Oran shakes his head.

“You work too hard, Riona,” he says, seriously. “You’re young. You should be out with friends and boyfriends. Once in a while, at least.”

“I have a boyfriend,” I say.

“Yeah? Where is he?”

“About five miles that way.” I nod my head toward the window. “At Mercy Hospital.”

“Oh, that surgeon?” Oran sniffs. “He’s still around?”

“Yes,” I laugh. “What’s wrong with Dean?”

“Well...” Oran sighs. “I wasn’t going to say anything. But I saw he sent you roses the other day. Red roses.”

“So?”

“Not very imaginative, is he?”

I shrug. “Some people like the classics.”

“Some people are intellectually lazy.”

“What’s the right flowers to send a woman?”

Oran grins. “I always send whiskey. You send a woman a bottle of Bunnahabhain 40-Year Single Malt... then she knows you’re serious.”

“Well, we’re not,” I tell him. “Not serious.”

Oran strides into my office and scoops up the stack of folders off my desk.

“Hey!” I protest.

“This is for your own good,” he says. “Go home. Put on a nice dress. Go get your man from the hospital. Enjoy a night out. Josh will find these on his desk tomorrow morning, the lazy shite.”

“Fine,” I say, just to placate him.

I let Oran carry the folders away, and then I watch him head over to the elevators, leather satchel slung over his shoulder in place of a briefcase. But I have no intention of actually leaving. I’ve got a million other projects to work on, with or without the purchase agreements.
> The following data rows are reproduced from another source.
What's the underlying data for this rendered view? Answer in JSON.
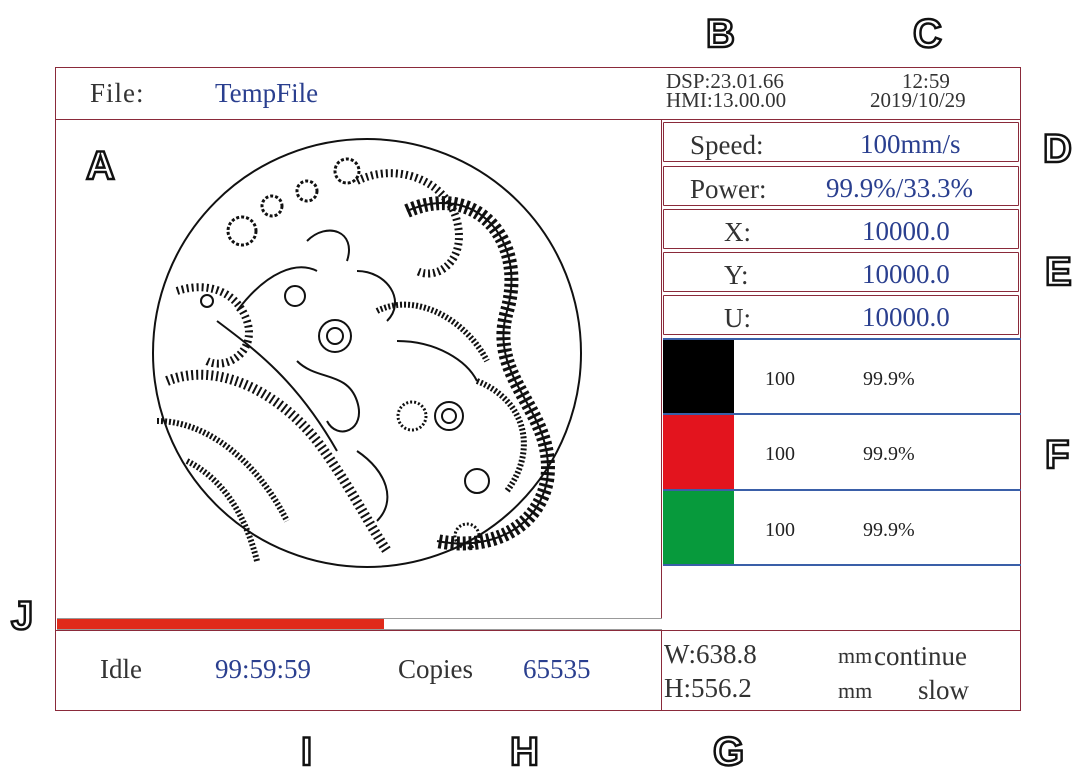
{
  "header": {
    "file_label": "File:",
    "file_name": "TempFile",
    "dsp_version": "DSP:23.01.66",
    "hmi_version": "HMI:13.00.00",
    "time": "12:59",
    "date": "2019/10/29"
  },
  "params": {
    "speed_label": "Speed:",
    "speed_value": "100mm/s",
    "power_label": "Power:",
    "power_value": "99.9%/33.3%",
    "x_label": "X:",
    "x_value": "10000.0",
    "y_label": "Y:",
    "y_value": "10000.0",
    "u_label": "U:",
    "u_value": "10000.0"
  },
  "layers": [
    {
      "color": "#000000",
      "speed": "100",
      "power": "99.9%"
    },
    {
      "color": "#e3141e",
      "speed": "100",
      "power": "99.9%"
    },
    {
      "color": "#079a3c",
      "speed": "100",
      "power": "99.9%"
    }
  ],
  "status": {
    "state": "Idle",
    "elapsed": "99:59:59",
    "copies_label": "Copies",
    "copies_value": "65535",
    "width": "W:638.8",
    "height": "H:556.2",
    "width_unit": "mm",
    "height_unit": "mm",
    "mode": "continue",
    "speed_mode": "slow"
  },
  "progress": {
    "fraction": 0.54,
    "color": "#e02a1a"
  },
  "annotations": {
    "A": "A",
    "B": "B",
    "C": "C",
    "D": "D",
    "E": "E",
    "F": "F",
    "G": "G",
    "H": "H",
    "I": "I",
    "J": "J"
  },
  "preview": {
    "description_icon": "dragon-phoenix-engraving-icon"
  }
}
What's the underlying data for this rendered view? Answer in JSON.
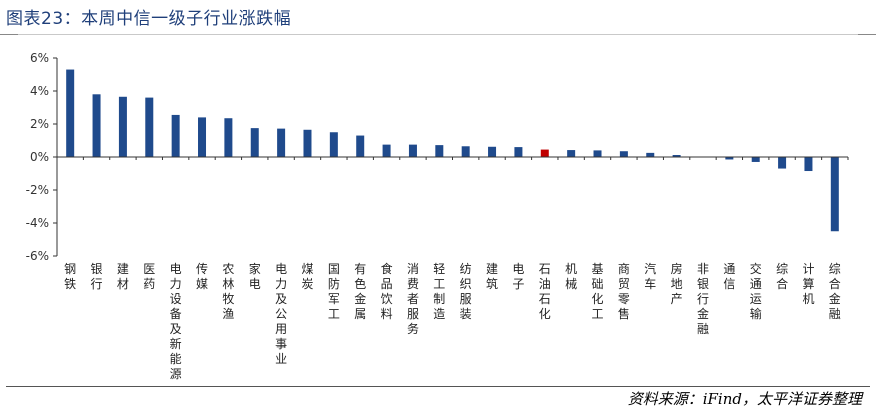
{
  "header": {
    "title": "图表23：本周中信一级子行业涨跌幅"
  },
  "footer": {
    "source": "资料来源：iFind，太平洋证券整理"
  },
  "chart_data": {
    "type": "bar",
    "title": "",
    "xlabel": "",
    "ylabel": "",
    "ylim": [
      -6,
      6
    ],
    "yticks": [
      "6%",
      "4%",
      "2%",
      "0%",
      "-2%",
      "-4%",
      "-6%"
    ],
    "ytick_values": [
      6,
      4,
      2,
      0,
      -2,
      -4,
      -6
    ],
    "grid": false,
    "colors": {
      "default": "#1f4a8c",
      "highlight": "#c00000"
    },
    "highlight_category": "石油石化",
    "categories": [
      "钢铁",
      "银行",
      "建材",
      "医药",
      "电力设备及新能源",
      "传媒",
      "农林牧渔",
      "家电",
      "电力及公用事业",
      "煤炭",
      "国防军工",
      "有色金属",
      "食品饮料",
      "消费者服务",
      "轻工制造",
      "纺织服装",
      "建筑",
      "电子",
      "石油石化",
      "机械",
      "基础化工",
      "商贸零售",
      "汽车",
      "房地产",
      "非银行金融",
      "通信",
      "交通运输",
      "综合",
      "计算机",
      "综合金融"
    ],
    "values": [
      5.3,
      3.8,
      3.65,
      3.6,
      2.55,
      2.4,
      2.35,
      1.75,
      1.72,
      1.65,
      1.5,
      1.3,
      0.75,
      0.75,
      0.72,
      0.65,
      0.62,
      0.6,
      0.45,
      0.42,
      0.4,
      0.35,
      0.25,
      0.12,
      0.02,
      -0.15,
      -0.3,
      -0.7,
      -0.85,
      -4.5
    ]
  }
}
And this is my favorite time to do it — after everyone else had left, and the lights have automatically dimmed across the floor. In total silence, the rest of the office dark, and only the city lights sparkling below me. No interruptions.

Well — almost none.

My cell phone buzzes on the desk next to me, where it lays face-down. I flip it over, seeing Dean’s name.

You still at it? Want to come meet me for a drink at Rosie’s?

I consider. Rosie’s is only a couple of blocks away. I could easily stop for a drink on my way home.

But I’m tired. My shoulders are stiff. And I haven’t had a chance to exercise yet today. I think about a glass of wine in the trendy, noisy bar, compared to a glass of wine drunk in my own bathtub, listening to a podcast instead of a recap of Dean’s day.

I know which one sounds more appealing to me.

“Sorry,” I text back. “Going to be working late. Then I’ll just head home.”

“Alright,” Dean replies. “Dinner tomorrow?”

I hesitate. “Sure,” I say. “6:30 tomorrow.”

Dean and I have been dating for three months. He’s a thoracic surgeon — intelligent, successful, handsome. Competent in bed (I would guess all surgeons are — they understand the human body and they’re in full control of their hands).

I should want to go to dinner tomorrow. I should be excited about it.

But I’m just... indifferent.

It’s nothing to do with Dean. It’s a problem I seem to have again and again. I get to know someone, and I start picking away at all their flaws. I notice inconsistencies in their statements. Holes in logic in their arguments. I wish I could turn off that part of my brain, but I can’t.

My father would say that I expect too much from people.

“No one’s perfect Riona. Least of all yourself.”

I know that.

I notice my own flaws more than anyone’s — I can be cold and unwelcoming. Obsessive. Quick to get angry and slow to forgive.

Worst of all, I’m easily annoyed.

Like when a man becomes repetitive.

It’s only been a few months, and already Dean’s told me three times about how he thinks the anesthesiologists in his department are conspiring against him, after he refused to hire one of their friends.

“It’s these South Africans,” he complained, last time we went to lunch. “You hire one, and then they want you to hire their cousin or their brother-in-law, and all of a sudden the surgical unit is overrun with them.”